Translation arrest is effectuated by 4EHP due to its capacity to act as a competitive inhibitor for eIF4E. Unlike eIF4E, 4EHP cannot bind the structural component eIF4G required for formation of the preinitiation complex. In line with this, 4EHP was unable to complement eIF4E in gene knockout experiments with Saccharomyces cerevisiae (63). Our findings indicate that ARIH1-mediated 4EHP recruitment to the mRNA 5′ cap underlies the cytoprotective role of ARIH1: (i) DNA damage-induced recruitment of 4EHP to the mRNA 5′ cap is ARIH1 dependent, (ii) DNA damage-induced translation arrest is ARIH1 dependent, and (iii) RNAi targeting ARIH1 or 4EHP sensitizes ES or cancer cells to DNA damage. In H1299 cells, 4EHP depletion also compromises viability under control conditions, which may be related to endogenous genotoxic stress. Our data do not support the idea that a genotoxic stress-induced mRNA translation arrest is lost in cancer cells as was described for other eIF4E-dependent routes, such as 4EBP-1 phosphorylation (19). U2OS cells do attenuate protein synthesis following genotoxic stress, and depletion of ARIH1 leads to sensitization of all cancer cell lines tested thus far.
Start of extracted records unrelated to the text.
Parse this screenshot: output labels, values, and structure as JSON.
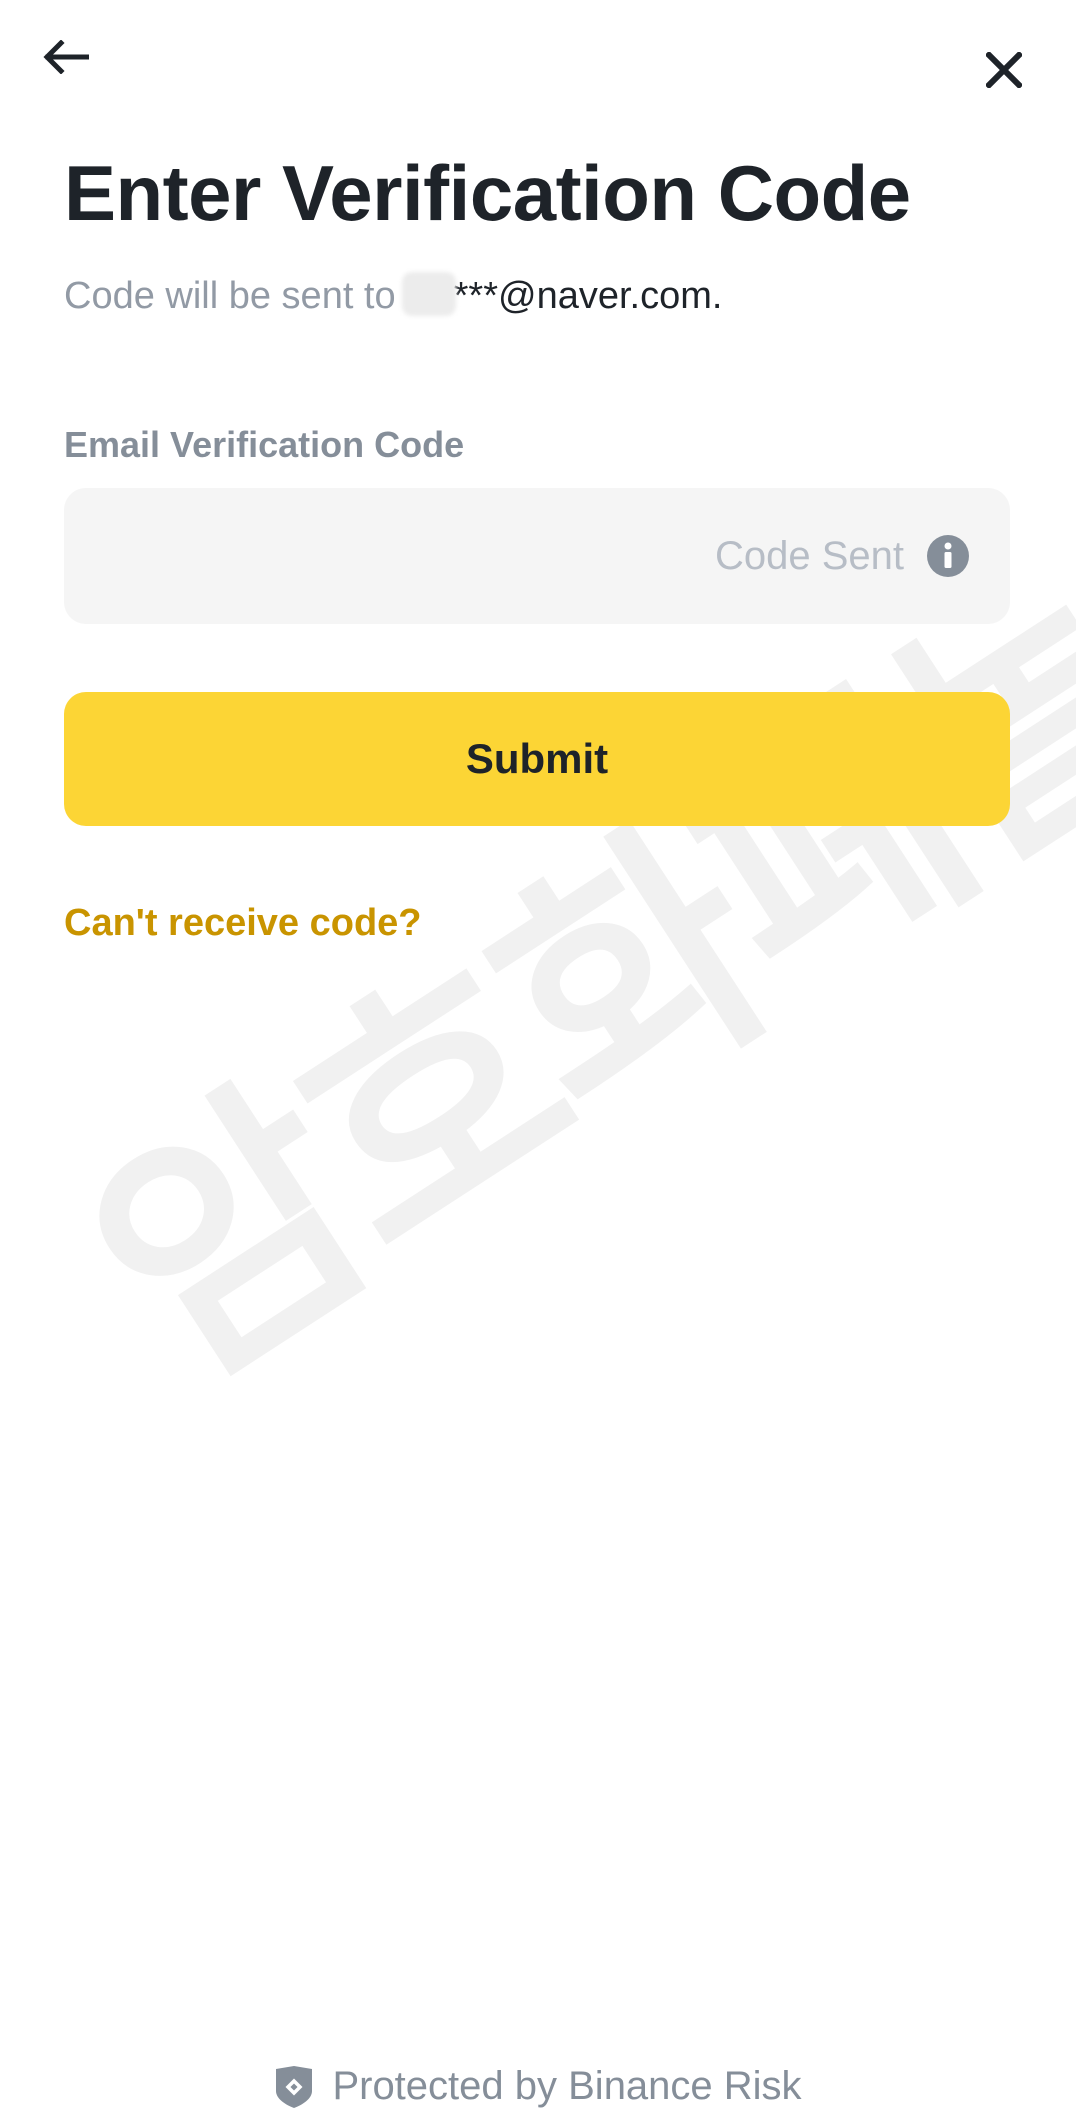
{
  "header": {
    "back_icon": "arrow-left-icon",
    "close_icon": "close-icon"
  },
  "title": "Enter Verification Code",
  "subtitle": {
    "prefix": "Code will be sent to",
    "email": "***@naver.com."
  },
  "email_field": {
    "label": "Email Verification Code",
    "value": "",
    "status": "Code Sent",
    "info_icon": "info-icon"
  },
  "submit": {
    "label": "Submit",
    "color": "#fcd535"
  },
  "help_link": {
    "label": "Can't receive code?",
    "color": "#c99400"
  },
  "footer": {
    "icon": "shield-icon",
    "text": "Protected by Binance Risk"
  },
  "watermark": {
    "text": "암호화폐놀이터"
  },
  "colors": {
    "text_primary": "#1e2329",
    "text_secondary": "#929aa5",
    "input_bg": "#f5f5f5",
    "accent": "#fcd535",
    "link": "#c99400"
  }
}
Intriguingly, while inhibition of eIF4E cap binding can sensitize cancer cells to different chemotherapeutics (19, 54), we show that inhibition of the competitive process involving ARIH1 and 4EHP has the same effect. Clearly, ongoing mRNA 5′ cap-mediated translation as well as the ability to temporarily arrest translation in response to DNA damage is required for (cancer) cells to escape genotoxic stress-induced death. Our immunofluorescence experiments indicate that upon genotoxic stress, ARIH1 is concentrated not only in nuclei but also in a perinuclear region where ribosomes are clustered, placing ARIH1 at the correct location to control this process.
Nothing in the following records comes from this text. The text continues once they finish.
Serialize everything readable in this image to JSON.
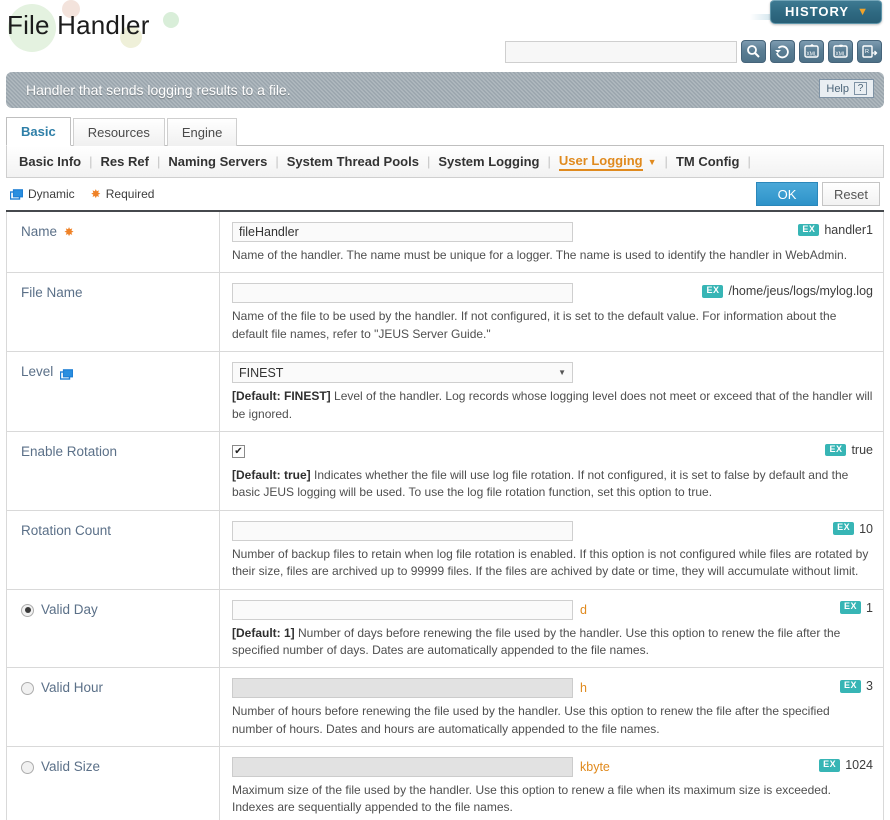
{
  "header": {
    "title": "File Handler",
    "history_label": "HISTORY",
    "history_caret": "▼",
    "search_value": "",
    "search_placeholder": "",
    "toolbar_buttons": [
      {
        "name": "search-icon",
        "label": "Search"
      },
      {
        "name": "refresh-icon",
        "label": "Refresh"
      },
      {
        "name": "xml-upload-icon",
        "label": "XML Upload"
      },
      {
        "name": "xml-download-icon",
        "label": "XML Download"
      },
      {
        "name": "resource-icon",
        "label": "Resource"
      }
    ]
  },
  "banner": {
    "text": "Handler that sends logging results to a file.",
    "help_label": "Help",
    "help_icon": "?"
  },
  "tabs": [
    {
      "label": "Basic",
      "active": true
    },
    {
      "label": "Resources",
      "active": false
    },
    {
      "label": "Engine",
      "active": false
    }
  ],
  "subnav": [
    {
      "label": "Basic Info",
      "current": false,
      "caret": false
    },
    {
      "label": "Res Ref",
      "current": false,
      "caret": false
    },
    {
      "label": "Naming Servers",
      "current": false,
      "caret": false
    },
    {
      "label": "System Thread Pools",
      "current": false,
      "caret": false
    },
    {
      "label": "System Logging",
      "current": false,
      "caret": false
    },
    {
      "label": "User Logging",
      "current": true,
      "caret": true
    },
    {
      "label": "TM Config",
      "current": false,
      "caret": false
    }
  ],
  "legend": {
    "dynamic_label": "Dynamic",
    "required_label": "Required",
    "ok_label": "OK",
    "reset_label": "Reset"
  },
  "colors": {
    "accent_orange": "#e08a1e",
    "accent_blue": "#2e7fa8",
    "ex_badge_teal": "#37b5b5",
    "label_slate": "#5b7088",
    "ok_button": "#2e93c9"
  },
  "rows": [
    {
      "label": "Name",
      "marker": "required",
      "control": "text",
      "value": "fileHandler",
      "unit": "",
      "ex_label": "EX",
      "ex_value": "handler1",
      "default_text": "",
      "description": "Name of the handler. The name must be unique for a logger. The name is used to identify the handler in WebAdmin."
    },
    {
      "label": "File Name",
      "marker": "none",
      "control": "text",
      "value": "",
      "unit": "",
      "ex_label": "EX",
      "ex_value": "/home/jeus/logs/mylog.log",
      "default_text": "",
      "description": "Name of the file to be used by the handler. If not configured, it is set to the default value. For information about the default file names, refer to \"JEUS Server Guide.\""
    },
    {
      "label": "Level",
      "marker": "dynamic",
      "control": "select",
      "value": "FINEST",
      "unit": "",
      "ex_label": "",
      "ex_value": "",
      "default_text": "[Default: FINEST]",
      "description": "Level of the handler. Log records whose logging level does not meet or exceed that of the handler will be ignored."
    },
    {
      "label": "Enable Rotation",
      "marker": "none",
      "control": "checkbox",
      "value": "checked",
      "unit": "",
      "ex_label": "EX",
      "ex_value": "true",
      "default_text": "[Default: true]",
      "description": "Indicates whether the file will use log file rotation. If not configured, it is set to false by default and the basic JEUS logging will be used. To use the log file rotation function, set this option to true."
    },
    {
      "label": "Rotation Count",
      "marker": "none",
      "control": "text",
      "value": "",
      "unit": "",
      "ex_label": "EX",
      "ex_value": "10",
      "default_text": "",
      "description": "Number of backup files to retain when log file rotation is enabled. If this option is not configured while files are rotated by their size, files are archived up to 99999 files. If the files are achived by date or time, they will accumulate without limit."
    },
    {
      "label": "Valid Day",
      "marker": "radio-on",
      "control": "text",
      "value": "",
      "unit": "d",
      "ex_label": "EX",
      "ex_value": "1",
      "default_text": "[Default: 1]",
      "description": "Number of days before renewing the file used by the handler. Use this option to renew the file after the specified number of days. Dates are automatically appended to the file names."
    },
    {
      "label": "Valid Hour",
      "marker": "radio-off",
      "control": "text-disabled",
      "value": "",
      "unit": "h",
      "ex_label": "EX",
      "ex_value": "3",
      "default_text": "",
      "description": "Number of hours before renewing the file used by the handler. Use this option to renew the file after the specified number of hours. Dates and hours are automatically appended to the file names."
    },
    {
      "label": "Valid Size",
      "marker": "radio-off",
      "control": "text-disabled",
      "value": "",
      "unit": "kbyte",
      "ex_label": "EX",
      "ex_value": "1024",
      "default_text": "",
      "description": "Maximum size of the file used by the handler. Use this option to renew a file when its maximum size is exceeded. Indexes are sequentially appended to the file names."
    }
  ]
}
As mentioned above, an alternative route to attenuate protein synthesis is through eIF2α Ser51 phosphorylation, a modification typically triggered by an accumulation of misfolded proteins in the ER (56). This response can be enhanced by salubrinal, an inhibitor of the phosphatase complex that dephosphorylates eIF2α (64). Interestingly, treatment with salubrinal restores the CP-induced translation arrest as well as cell survival in ARIH1-depleted cells. This shows that alternative means for attenuating protein synthesis can compensate for the inability to do so through enhanced 4EHP-cap binding. Moreover, it provides further evidence for a model in which the ability of ARIH1 to couple DSB-induced genotoxic stress to attenuation of mRNA translation underlies its cytoprotective role.